She turned and found herself face-to-face with Dante Spiro.
"Your disability is being hard of hearing."
She blinked at these words.
He slipped a cheroot into his mouth. Being outside, he lit it and inhaled deeply, then put the gold lighter away. "You were ordered to limit your work to crime laboratory assistance. And acting as an Arabic-language interpreter. You are not doing the former and you are not doing the latter. You are here in the thick of an investigation." He looked at her gloved hands and the rubber bands on her feet.
Dante Spiro will not be happy. But I will deal with him later.
Later is now, I'm afraid, Rhyme.
He approached. But, never one to shrink from a fight, Sachs walked up to him, stood just feet away. She was inches taller.
Another person approached. Ercole Benelli.
"And you! Forestry Officer!" The words were contemptuous. "She is not under my command but you are. Letting this woman onto the scene, out in public--exactly what I told you should not happen--is completely unacceptable!" As if the words didn't have enough edge in a foreign language, he switched to Italian. The young officer's face turned red and he lowered his eyes to the ground.
"Procuratore," he began.
"Silenzio!"
They were interrupted by a voice that called urgently from behind the yellow tape. "Procuratore Spiro!"

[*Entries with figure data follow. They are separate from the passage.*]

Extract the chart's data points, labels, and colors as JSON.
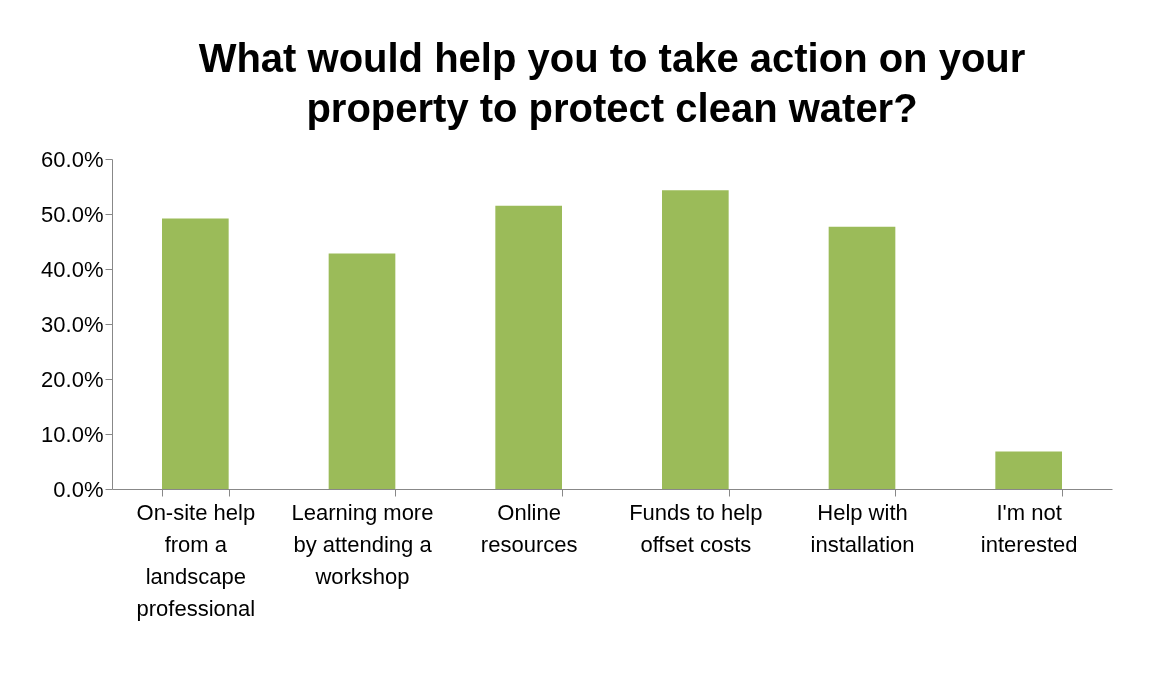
{
  "chart_data": {
    "type": "bar",
    "title": "What would help you to take action on your property to protect clean water?",
    "categories": [
      "On-site help from a landscape professional",
      "Learning more by attending a workshop",
      "Online resources",
      "Funds to help offset costs",
      "Help with installation",
      "I'm not interested"
    ],
    "values": [
      49.2,
      42.8,
      51.5,
      54.3,
      47.7,
      6.8
    ],
    "color": "#9bbb59",
    "ylim": [
      0,
      60
    ],
    "yticks": [
      {
        "value": 0,
        "label": "0.0%"
      },
      {
        "value": 10,
        "label": "10.0%"
      },
      {
        "value": 20,
        "label": "20.0%"
      },
      {
        "value": 30,
        "label": "30.0%"
      },
      {
        "value": 40,
        "label": "40.0%"
      },
      {
        "value": 50,
        "label": "50.0%"
      },
      {
        "value": 60,
        "label": "60.0%"
      }
    ],
    "grid": false
  }
}
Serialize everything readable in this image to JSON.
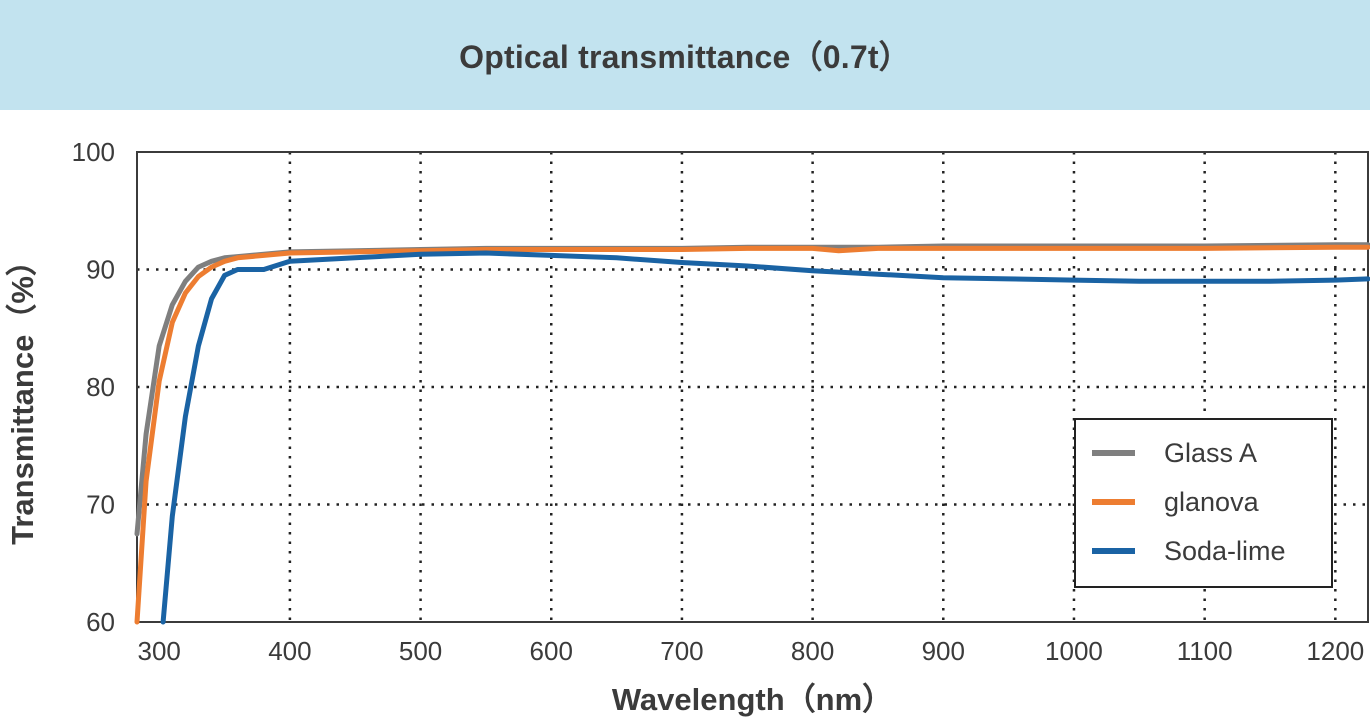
{
  "chart_data": {
    "type": "line",
    "title": "Optical transmittance（0.7t）",
    "xlabel": "Wavelength（nm）",
    "ylabel": "Transmittance（%）",
    "xlim": [
      283,
      1225
    ],
    "ylim": [
      60,
      100
    ],
    "x_ticks": [
      300,
      400,
      500,
      600,
      700,
      800,
      900,
      1000,
      1100,
      1200
    ],
    "y_ticks": [
      60,
      70,
      80,
      90,
      100
    ],
    "grid": true,
    "grid_style": "dotted",
    "legend_position": "bottom-right",
    "series": [
      {
        "name": "Glass A",
        "color": "#7f7f7f",
        "points": [
          [
            283,
            67.5
          ],
          [
            290,
            76
          ],
          [
            300,
            83.5
          ],
          [
            310,
            87
          ],
          [
            320,
            89
          ],
          [
            330,
            90.2
          ],
          [
            340,
            90.7
          ],
          [
            350,
            91
          ],
          [
            360,
            91.1
          ],
          [
            380,
            91.3
          ],
          [
            400,
            91.5
          ],
          [
            450,
            91.6
          ],
          [
            500,
            91.7
          ],
          [
            550,
            91.8
          ],
          [
            600,
            91.8
          ],
          [
            650,
            91.8
          ],
          [
            700,
            91.8
          ],
          [
            750,
            91.9
          ],
          [
            800,
            91.9
          ],
          [
            850,
            91.9
          ],
          [
            900,
            92
          ],
          [
            1000,
            92
          ],
          [
            1100,
            92
          ],
          [
            1200,
            92.1
          ],
          [
            1225,
            92.1
          ]
        ]
      },
      {
        "name": "glanova",
        "color": "#ed7d31",
        "points": [
          [
            283,
            60
          ],
          [
            290,
            72
          ],
          [
            300,
            80.5
          ],
          [
            310,
            85.5
          ],
          [
            320,
            88
          ],
          [
            330,
            89.4
          ],
          [
            340,
            90.2
          ],
          [
            350,
            90.7
          ],
          [
            360,
            91
          ],
          [
            380,
            91.2
          ],
          [
            400,
            91.4
          ],
          [
            450,
            91.5
          ],
          [
            500,
            91.6
          ],
          [
            550,
            91.7
          ],
          [
            600,
            91.7
          ],
          [
            650,
            91.7
          ],
          [
            700,
            91.7
          ],
          [
            750,
            91.8
          ],
          [
            800,
            91.8
          ],
          [
            820,
            91.6
          ],
          [
            850,
            91.8
          ],
          [
            900,
            91.8
          ],
          [
            1000,
            91.8
          ],
          [
            1100,
            91.8
          ],
          [
            1200,
            91.9
          ],
          [
            1225,
            91.9
          ]
        ]
      },
      {
        "name": "Soda-lime",
        "color": "#1a63a4",
        "points": [
          [
            303,
            60
          ],
          [
            310,
            69
          ],
          [
            320,
            77.5
          ],
          [
            330,
            83.5
          ],
          [
            340,
            87.5
          ],
          [
            350,
            89.5
          ],
          [
            360,
            90
          ],
          [
            380,
            90
          ],
          [
            400,
            90.7
          ],
          [
            450,
            91
          ],
          [
            500,
            91.3
          ],
          [
            550,
            91.4
          ],
          [
            600,
            91.2
          ],
          [
            650,
            91
          ],
          [
            700,
            90.6
          ],
          [
            750,
            90.3
          ],
          [
            800,
            89.9
          ],
          [
            850,
            89.6
          ],
          [
            900,
            89.3
          ],
          [
            950,
            89.2
          ],
          [
            1000,
            89.1
          ],
          [
            1050,
            89
          ],
          [
            1100,
            89
          ],
          [
            1150,
            89
          ],
          [
            1200,
            89.1
          ],
          [
            1225,
            89.2
          ]
        ]
      }
    ]
  }
}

He turned, noted that the man addressing him was a reporter, one of several at the police tape line. Since the crime had occurred outside the chain-link fence, the reporters could get closer to the action than if it had happened inside. "Niente domande!" He gestured with his hand abruptly.
As if he hadn't spoken, the reporter, a young man in a dusty, rumpled suit coat and tight jeans, moved closer and lobbed questions to him.

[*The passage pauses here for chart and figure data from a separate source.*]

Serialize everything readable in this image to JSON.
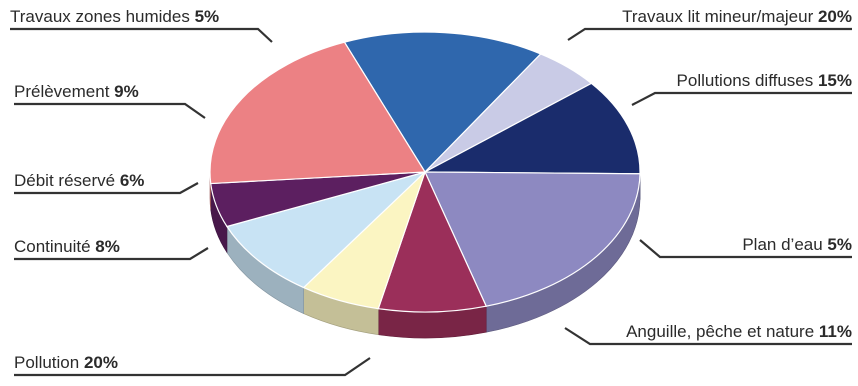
{
  "chart_data": {
    "type": "pie",
    "title": "",
    "legend": "none",
    "slices": [
      {
        "label": "Pollutions diffuses",
        "value": 15,
        "color": "#2f67ad"
      },
      {
        "label": "Plan d’eau",
        "value": 5,
        "color": "#c9cbe6"
      },
      {
        "label": "Anguille, pêche et nature",
        "value": 11,
        "color": "#1a2c6c"
      },
      {
        "label": "Pollution",
        "value": 20,
        "color": "#8d89c1"
      },
      {
        "label": "Continuité",
        "value": 8,
        "color": "#9b2f5a"
      },
      {
        "label": "Débit réservé",
        "value": 6,
        "color": "#fbf5c2"
      },
      {
        "label": "Prélèvement",
        "value": 9,
        "color": "#c8e3f4"
      },
      {
        "label": "Travaux zones humides",
        "value": 5,
        "color": "#5c1f60"
      },
      {
        "label": "Travaux lit mineur/majeur",
        "value": 20,
        "color": "#ec8184"
      }
    ]
  }
}
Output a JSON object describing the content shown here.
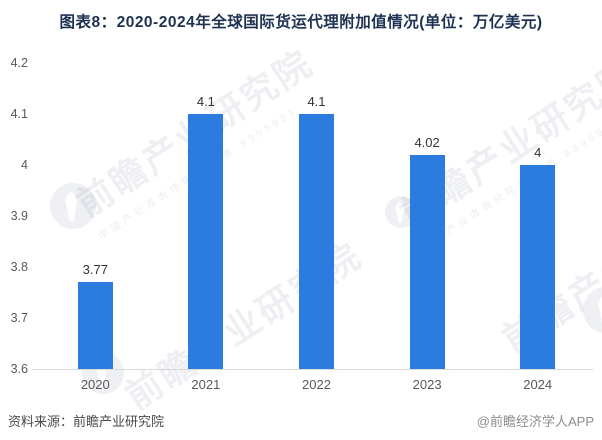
{
  "title": "图表8：2020-2024年全球国际货运代理附加值情况(单位：万亿美元)",
  "chart_data": {
    "type": "bar",
    "title": "图表8：2020-2024年全球国际货运代理附加值情况(单位：万亿美元)",
    "categories": [
      "2020",
      "2021",
      "2022",
      "2023",
      "2024"
    ],
    "values": [
      3.77,
      4.1,
      4.1,
      4.02,
      4
    ],
    "value_labels": [
      "3.77",
      "4.1",
      "4.1",
      "4.02",
      "4"
    ],
    "xlabel": "",
    "ylabel": "",
    "unit": "万亿美元",
    "ylim": [
      3.6,
      4.2
    ],
    "y_ticks": [
      4.2,
      4.1,
      4,
      3.9,
      3.8,
      3.7,
      3.6
    ],
    "y_tick_labels": [
      "4.2",
      "4.1",
      "4",
      "3.9",
      "3.8",
      "3.7",
      "3.6"
    ],
    "bar_color": "#2c7ce0",
    "grid": false,
    "legend": null
  },
  "footer": {
    "source": "资料来源：前瞻产业研究院",
    "credit": "@前瞻经济学人APP"
  },
  "watermark": {
    "text": "前瞻产业研究院",
    "subtext": "中国产业咨询领导者(股票·839599)",
    "logo": "qianzhan-logo"
  },
  "colors": {
    "title": "#1d3252",
    "bar": "#2c7ce0",
    "tick_label": "#595959",
    "value_label": "#333333",
    "axis_line": "#d9d9d9",
    "source_text": "#4a4a4a",
    "credit_text": "#8c8c8c"
  }
}
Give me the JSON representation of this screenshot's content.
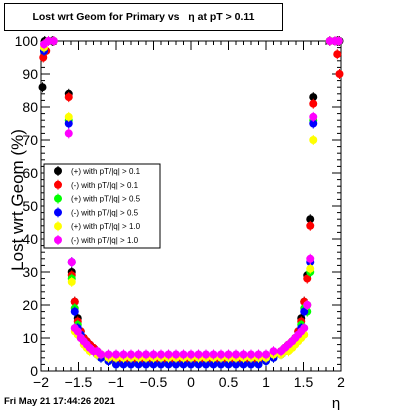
{
  "chart_data": {
    "type": "scatter",
    "title": "Lost wrt Geom for Primary vs   η at pT > 0.11",
    "xlabel": "η",
    "ylabel": "Lost wrt Geom (%)",
    "xlim": [
      -2,
      2
    ],
    "ylim": [
      0,
      100
    ],
    "x_ticks": [
      "−2",
      "−1.5",
      "−1",
      "−0.5",
      "0",
      "0.5",
      "1",
      "1.5",
      "2"
    ],
    "y_ticks": [
      "0",
      "10",
      "20",
      "30",
      "40",
      "50",
      "60",
      "70",
      "80",
      "90",
      "100"
    ],
    "grid": false,
    "legend_position": "center-left",
    "series": [
      {
        "name": "(+) with pT/|q| > 0.1",
        "color": "#000000",
        "x": [
          -1.98,
          -1.95,
          -1.85,
          -1.63,
          -1.59,
          -1.55,
          -1.51,
          -1.47,
          -1.43,
          -1.39,
          -1.35,
          -1.3,
          -1.25,
          -1.2,
          -1.1,
          -1.0,
          -0.9,
          -0.8,
          -0.7,
          -0.6,
          -0.5,
          -0.4,
          -0.3,
          -0.2,
          -0.1,
          0.0,
          0.1,
          0.2,
          0.3,
          0.4,
          0.5,
          0.6,
          0.7,
          0.8,
          0.9,
          1.0,
          1.1,
          1.2,
          1.25,
          1.3,
          1.35,
          1.39,
          1.43,
          1.47,
          1.51,
          1.55,
          1.59,
          1.63,
          1.85,
          1.95,
          1.98
        ],
        "y": [
          86,
          100,
          100,
          84,
          30,
          21,
          16,
          12,
          10,
          9,
          8,
          7,
          6,
          5,
          4,
          3,
          3,
          3,
          3,
          3,
          3,
          3,
          3,
          3,
          3,
          3,
          3,
          3,
          3,
          3,
          3,
          3,
          3,
          3,
          3,
          4,
          5,
          6,
          7,
          8,
          9,
          10,
          12,
          16,
          21,
          29,
          46,
          83,
          100,
          100,
          100
        ]
      },
      {
        "name": "(-) with pT/|q| > 0.1",
        "color": "#ff0000",
        "x": [
          -1.97,
          -1.93,
          -1.83,
          -1.63,
          -1.59,
          -1.55,
          -1.51,
          -1.47,
          -1.43,
          -1.39,
          -1.35,
          -1.3,
          -1.25,
          -1.2,
          -1.1,
          -1.0,
          -0.9,
          -0.8,
          -0.7,
          -0.6,
          -0.5,
          -0.4,
          -0.3,
          -0.2,
          -0.1,
          0.0,
          0.1,
          0.2,
          0.3,
          0.4,
          0.5,
          0.6,
          0.7,
          0.8,
          0.9,
          1.0,
          1.1,
          1.2,
          1.25,
          1.3,
          1.35,
          1.39,
          1.43,
          1.47,
          1.51,
          1.55,
          1.59,
          1.63,
          1.85,
          1.95,
          1.98
        ],
        "y": [
          95,
          97,
          100,
          83,
          29,
          21,
          15,
          12,
          10,
          9,
          8,
          7,
          6,
          5,
          4,
          3,
          3,
          3,
          3,
          3,
          3,
          3,
          3,
          3,
          3,
          3,
          3,
          3,
          3,
          3,
          3,
          3,
          3,
          3,
          3,
          4,
          5,
          6,
          7,
          8,
          9,
          10,
          12,
          15,
          21,
          28,
          44,
          81,
          100,
          96,
          90
        ]
      },
      {
        "name": "(+) with pT/|q| > 0.5",
        "color": "#00ff00",
        "x": [
          -1.96,
          -1.9,
          -1.83,
          -1.63,
          -1.59,
          -1.55,
          -1.51,
          -1.47,
          -1.43,
          -1.39,
          -1.35,
          -1.3,
          -1.25,
          -1.2,
          -1.1,
          -1.0,
          -0.9,
          -0.8,
          -0.7,
          -0.6,
          -0.5,
          -0.4,
          -0.3,
          -0.2,
          -0.1,
          0.0,
          0.1,
          0.2,
          0.3,
          0.4,
          0.5,
          0.6,
          0.7,
          0.8,
          0.9,
          1.0,
          1.1,
          1.2,
          1.25,
          1.3,
          1.35,
          1.39,
          1.43,
          1.47,
          1.51,
          1.55,
          1.59,
          1.63,
          1.85,
          1.92,
          1.97
        ],
        "y": [
          97,
          100,
          100,
          76,
          28,
          19,
          14,
          11,
          9,
          8,
          7,
          6,
          5,
          4,
          3,
          2,
          2,
          2,
          2,
          2,
          2,
          2,
          2,
          2,
          2,
          2,
          2,
          2,
          2,
          2,
          2,
          2,
          2,
          2,
          2,
          3,
          4,
          5,
          6,
          7,
          8,
          9,
          11,
          14,
          19,
          18,
          30,
          76,
          100,
          100,
          100
        ]
      },
      {
        "name": "(-) with pT/|q| > 0.5",
        "color": "#0000ff",
        "x": [
          -1.96,
          -1.9,
          -1.83,
          -1.63,
          -1.59,
          -1.55,
          -1.51,
          -1.47,
          -1.43,
          -1.39,
          -1.35,
          -1.3,
          -1.25,
          -1.2,
          -1.1,
          -1.0,
          -0.9,
          -0.8,
          -0.7,
          -0.6,
          -0.5,
          -0.4,
          -0.3,
          -0.2,
          -0.1,
          0.0,
          0.1,
          0.2,
          0.3,
          0.4,
          0.5,
          0.6,
          0.7,
          0.8,
          0.9,
          1.0,
          1.1,
          1.2,
          1.25,
          1.3,
          1.35,
          1.39,
          1.43,
          1.47,
          1.51,
          1.55,
          1.59,
          1.63,
          1.85,
          1.92,
          1.97
        ],
        "y": [
          97,
          100,
          100,
          75,
          33,
          18,
          13,
          11,
          9,
          8,
          7,
          6,
          5,
          4,
          3,
          2,
          2,
          2,
          2,
          2,
          2,
          2,
          2,
          2,
          2,
          2,
          2,
          2,
          2,
          2,
          2,
          2,
          2,
          2,
          2,
          3,
          4,
          5,
          6,
          7,
          8,
          9,
          11,
          13,
          18,
          20,
          33,
          75,
          100,
          100,
          100
        ]
      },
      {
        "name": "(+) with pT/|q| > 1.0",
        "color": "#ffff00",
        "x": [
          -1.96,
          -1.9,
          -1.83,
          -1.63,
          -1.59,
          -1.55,
          -1.51,
          -1.47,
          -1.43,
          -1.39,
          -1.35,
          -1.3,
          -1.25,
          -1.2,
          -1.1,
          -1.0,
          -0.9,
          -0.8,
          -0.7,
          -0.6,
          -0.5,
          -0.4,
          -0.3,
          -0.2,
          -0.1,
          0.0,
          0.1,
          0.2,
          0.3,
          0.4,
          0.5,
          0.6,
          0.7,
          0.8,
          0.9,
          1.0,
          1.1,
          1.2,
          1.25,
          1.3,
          1.35,
          1.39,
          1.43,
          1.47,
          1.51,
          1.55,
          1.59,
          1.63,
          1.85,
          1.92,
          1.97
        ],
        "y": [
          98,
          100,
          100,
          77,
          27,
          12,
          11,
          10,
          8,
          7,
          6,
          6,
          5,
          5,
          4,
          4,
          4,
          4,
          4,
          4,
          4,
          4,
          4,
          4,
          4,
          4,
          4,
          4,
          4,
          4,
          4,
          4,
          4,
          4,
          4,
          4,
          5,
          5,
          6,
          6,
          7,
          8,
          9,
          10,
          11,
          20,
          31,
          70,
          100,
          100,
          100
        ]
      },
      {
        "name": "(-) with pT/|q| > 1.0",
        "color": "#ff00ff",
        "x": [
          -1.96,
          -1.9,
          -1.83,
          -1.63,
          -1.59,
          -1.55,
          -1.51,
          -1.47,
          -1.43,
          -1.39,
          -1.35,
          -1.3,
          -1.25,
          -1.2,
          -1.1,
          -1.0,
          -0.9,
          -0.8,
          -0.7,
          -0.6,
          -0.5,
          -0.4,
          -0.3,
          -0.2,
          -0.1,
          0.0,
          0.1,
          0.2,
          0.3,
          0.4,
          0.5,
          0.6,
          0.7,
          0.8,
          0.9,
          1.0,
          1.1,
          1.2,
          1.25,
          1.3,
          1.35,
          1.39,
          1.43,
          1.47,
          1.51,
          1.55,
          1.59,
          1.63,
          1.85,
          1.92,
          1.97
        ],
        "y": [
          99,
          100,
          100,
          72,
          33,
          13,
          12,
          10,
          9,
          8,
          7,
          6,
          6,
          5,
          5,
          5,
          5,
          5,
          5,
          5,
          5,
          5,
          5,
          5,
          5,
          5,
          5,
          5,
          5,
          5,
          5,
          5,
          5,
          5,
          5,
          5,
          6,
          6,
          7,
          8,
          9,
          10,
          11,
          12,
          13,
          20,
          34,
          77,
          100,
          100,
          100
        ]
      }
    ]
  },
  "footer": {
    "date": "Fri May 21 17:44:26 2021"
  }
}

At which Spiro stopped, completely still, and turned to the reporter. He asked something in Italian, apparently seeking clarification.
Ercole translated in a whisper. "The reporter is asking the prosecutor's response to a rumor that he is being praised in Rome for his foresight in asking two renowned American forensic detectives to come to Italy to help solve the crime."
Spiro replied, according to Ercole, that he was unaware of such rumors.
The young officer continued. It seemed that Spiro had put aside his ego and was considering what was best for the citizens of Italy, in protecting them from this psychotic killer. "Other, lesser, prosecutors would have been too territorial to bring such investigators here from overseas but not Spiro. He knew it was important to use Americans to get into the mind of a killer from their own country."
Spiro answered several more questions.
Ercole said, "They ask was it true that he himself deduced that the killer would strike here and nearly made it in time to catch the Composer. He answers that yes, that is true."
Spiro then made what seemed to be a brief statement, which the reporters scribbled down.
He strode to Amelia Sachs and, shocking her, put his arm around her shoulder and gazed at the cameras. "You will smile," he whispered harshly to her.
She did.
Ercole stepped forward too but Spiro whispered a harsh, "Scappa!"
The young officer backed away.
When the reporter had turned, to jockey through the crowd for pictures of the body, Spiro regarded Sachs and said, "You have a temporary--and limited--reprieve. And your appearing at scenes? I would not object to that. Though you will not talk to the press." He started away.
"Wait!" she snapped.
Spiro paused and turned, his face reflecting an expression that said he was not used to people addressing him in this tone.
Sachs said, "What you said? About disability? That was beneath you."
Their eyes locked, and neither moved a muscle for long seconds. Then it seemed he might, only might, have given her a minuscule nod of concession, before continuing on to Massimo Rossi.